The compassion Paul speaks of is a compassion that cares enough to act.
A third trait of true benevolence is forgiveness.  It is easy to show kindness to the kind, to show compassion to the compassionate; but it is hard to forgive those who have wronged us. Yet, he says we are to “forgive one another.” 
Just in case we balk at that, Paul gently reminds us that we, too, sometimes need forgiveness.  As Phillips translates the verse,  “Be as ready to forgive others as God for Christ’s sake has forgiven you.”
Men and women who say, “I just can’t forgive that person,” should be so grateful that God never looked at their offences and said, “I can’t forgive.”
Instead, we should be like David who celebrated God’s character with these words.
Bless the LORD, O my soul,
and all that is within me,
bless his holy name!
Bless the LORD, O my soul,
and forget not all his benefits,
who forgives all your iniquity. . .
who crowns you with steadfast love and mercy . . . .

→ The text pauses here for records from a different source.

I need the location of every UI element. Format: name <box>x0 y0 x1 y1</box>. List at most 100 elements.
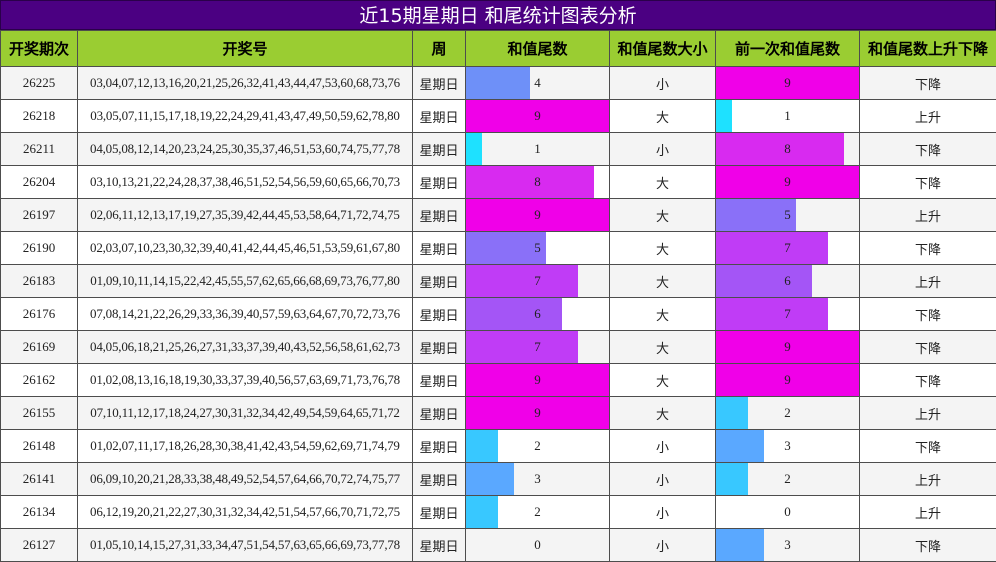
cell-size: 大 <box>609 198 716 232</box>
cell-tail: 4 <box>465 66 610 100</box>
cell-prev-tail-value: 8 <box>784 141 791 156</box>
cell-size: 小 <box>609 495 716 529</box>
cell-tail: 7 <box>465 264 610 298</box>
cell-prev-tail-bar <box>716 265 812 297</box>
cell-prev-tail-value: 3 <box>784 438 791 453</box>
table-body: 26225 03,04,07,12,13,16,20,21,25,26,32,41… <box>0 66 996 562</box>
cell-issue: 26155 <box>0 396 78 430</box>
cell-prev-tail-value: 2 <box>784 405 791 420</box>
cell-prev-tail-value: 2 <box>784 471 791 486</box>
cell-numbers: 04,05,06,18,21,25,26,27,31,33,37,39,40,4… <box>77 330 413 364</box>
cell-prev-tail-bar <box>716 298 828 330</box>
cell-size: 大 <box>609 99 716 133</box>
cell-week: 星期日 <box>412 264 466 298</box>
cell-week: 星期日 <box>412 165 466 199</box>
cell-tail: 7 <box>465 330 610 364</box>
table-row: 26141 06,09,10,20,21,28,33,38,48,49,52,54… <box>0 462 996 496</box>
cell-tail-value: 6 <box>534 306 541 321</box>
cell-tail: 6 <box>465 297 610 331</box>
cell-issue: 26134 <box>0 495 78 529</box>
table-row: 26127 01,05,10,14,15,27,31,33,34,47,51,54… <box>0 528 996 562</box>
cell-prev-tail: 3 <box>715 528 860 562</box>
cell-issue: 26211 <box>0 132 78 166</box>
table-row: 26162 01,02,08,13,16,18,19,30,33,37,39,40… <box>0 363 996 397</box>
cell-trend: 下降 <box>859 132 996 166</box>
cell-tail-value: 5 <box>534 240 541 255</box>
cell-prev-tail-value: 9 <box>784 75 791 90</box>
cell-week: 星期日 <box>412 396 466 430</box>
page-title: 近15期星期日 和尾统计图表分析 <box>0 0 996 30</box>
cell-issue: 26127 <box>0 528 78 562</box>
table-row: 26225 03,04,07,12,13,16,20,21,25,26,32,41… <box>0 66 996 100</box>
table-row: 26197 02,06,11,12,13,17,19,27,35,39,42,44… <box>0 198 996 232</box>
cell-trend: 上升 <box>859 99 996 133</box>
table-row: 26155 07,10,11,12,17,18,24,27,30,31,32,34… <box>0 396 996 430</box>
cell-issue: 26218 <box>0 99 78 133</box>
cell-prev-tail: 1 <box>715 99 860 133</box>
cell-prev-tail: 2 <box>715 396 860 430</box>
cell-week: 星期日 <box>412 66 466 100</box>
header-tail: 和值尾数 <box>465 30 610 67</box>
cell-tail-value: 2 <box>534 504 541 519</box>
cell-prev-tail: 9 <box>715 66 860 100</box>
cell-prev-tail-bar <box>716 463 748 495</box>
cell-tail-value: 9 <box>534 207 541 222</box>
cell-week: 星期日 <box>412 363 466 397</box>
cell-size: 大 <box>609 396 716 430</box>
cell-prev-tail-bar <box>716 232 828 264</box>
cell-tail: 5 <box>465 231 610 265</box>
cell-tail-value: 8 <box>534 174 541 189</box>
cell-trend: 下降 <box>859 429 996 463</box>
header-issue: 开奖期次 <box>0 30 78 67</box>
cell-prev-tail: 5 <box>715 198 860 232</box>
cell-prev-tail-value: 9 <box>784 372 791 387</box>
cell-size: 小 <box>609 462 716 496</box>
cell-tail-bar <box>466 463 514 495</box>
cell-prev-tail: 2 <box>715 462 860 496</box>
cell-week: 星期日 <box>412 462 466 496</box>
cell-trend: 下降 <box>859 330 996 364</box>
cell-issue: 26190 <box>0 231 78 265</box>
cell-week: 星期日 <box>412 330 466 364</box>
table-header-row: 开奖期次 开奖号 周 和值尾数 和值尾数大小 前一次和值尾数 和值尾数上升下降 <box>0 30 996 67</box>
cell-tail: 1 <box>465 132 610 166</box>
cell-week: 星期日 <box>412 99 466 133</box>
cell-tail-value: 9 <box>534 108 541 123</box>
cell-numbers: 01,05,10,14,15,27,31,33,34,47,51,54,57,6… <box>77 528 413 562</box>
cell-tail-value: 0 <box>534 537 541 552</box>
cell-tail: 9 <box>465 363 610 397</box>
cell-week: 星期日 <box>412 231 466 265</box>
cell-tail: 9 <box>465 99 610 133</box>
cell-numbers: 01,09,10,11,14,15,22,42,45,55,57,62,65,6… <box>77 264 413 298</box>
cell-issue: 26169 <box>0 330 78 364</box>
cell-trend: 下降 <box>859 528 996 562</box>
cell-prev-tail-value: 5 <box>784 207 791 222</box>
cell-prev-tail-value: 6 <box>784 273 791 288</box>
cell-tail: 3 <box>465 462 610 496</box>
cell-tail-bar <box>466 133 482 165</box>
cell-tail-value: 9 <box>534 405 541 420</box>
cell-numbers: 07,10,11,12,17,18,24,27,30,31,32,34,42,4… <box>77 396 413 430</box>
cell-trend: 上升 <box>859 462 996 496</box>
cell-week: 星期日 <box>412 297 466 331</box>
cell-trend: 下降 <box>859 66 996 100</box>
cell-tail-value: 7 <box>534 339 541 354</box>
cell-tail: 9 <box>465 198 610 232</box>
cell-tail-value: 7 <box>534 273 541 288</box>
cell-size: 大 <box>609 330 716 364</box>
cell-numbers: 01,02,08,13,16,18,19,30,33,37,39,40,56,5… <box>77 363 413 397</box>
cell-prev-tail-value: 3 <box>784 537 791 552</box>
cell-numbers: 01,02,07,11,17,18,26,28,30,38,41,42,43,5… <box>77 429 413 463</box>
table-row: 26211 04,05,08,12,14,20,23,24,25,30,35,37… <box>0 132 996 166</box>
cell-week: 星期日 <box>412 429 466 463</box>
table-row: 26148 01,02,07,11,17,18,26,28,30,38,41,42… <box>0 429 996 463</box>
cell-issue: 26204 <box>0 165 78 199</box>
cell-prev-tail: 9 <box>715 165 860 199</box>
cell-issue: 26148 <box>0 429 78 463</box>
cell-week: 星期日 <box>412 495 466 529</box>
cell-prev-tail: 9 <box>715 330 860 364</box>
cell-tail-bar <box>466 166 594 198</box>
cell-tail-bar <box>466 298 562 330</box>
header-trend: 和值尾数上升下降 <box>859 30 996 67</box>
cell-prev-tail: 8 <box>715 132 860 166</box>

Forgiveness is part of God’s character; it should be part of our character as well.

Think again of that command: “Imitate God.”  None of us can claim to have attained that ideal.  None of us can claim to have ticked that off our to-do list.  It is a lifetime goal.  More important, none of us can hope to approach that goal without the Spirit working in our lives.

I haven’t finished my story because I don’t know yet what happened to Don and Eric.  Don made a big mistake.  Perhaps he allowed pride to entice him to act without the counsel of other church members.  In any case, he is growing because of the kindness, compassion, and forgiveness he has received.  In every church there is someone like Don, someone who messed up.  In almost every church there is someone like Eric, someone ready to condemn and write-off those who fail.  But, by God’s grace, in almost every church there is someone like Barbara, those who see themselves as beneficiaries of grace and are ready to show that grace to others.
Now expand your imagination just a bit more—a lot more—and picture my so refining this story that Hollywood decides to make a movie out of it.  Never mind who would play Don.  I want to know whose role you’re best qualified to play, Eric’s or Barbara’s.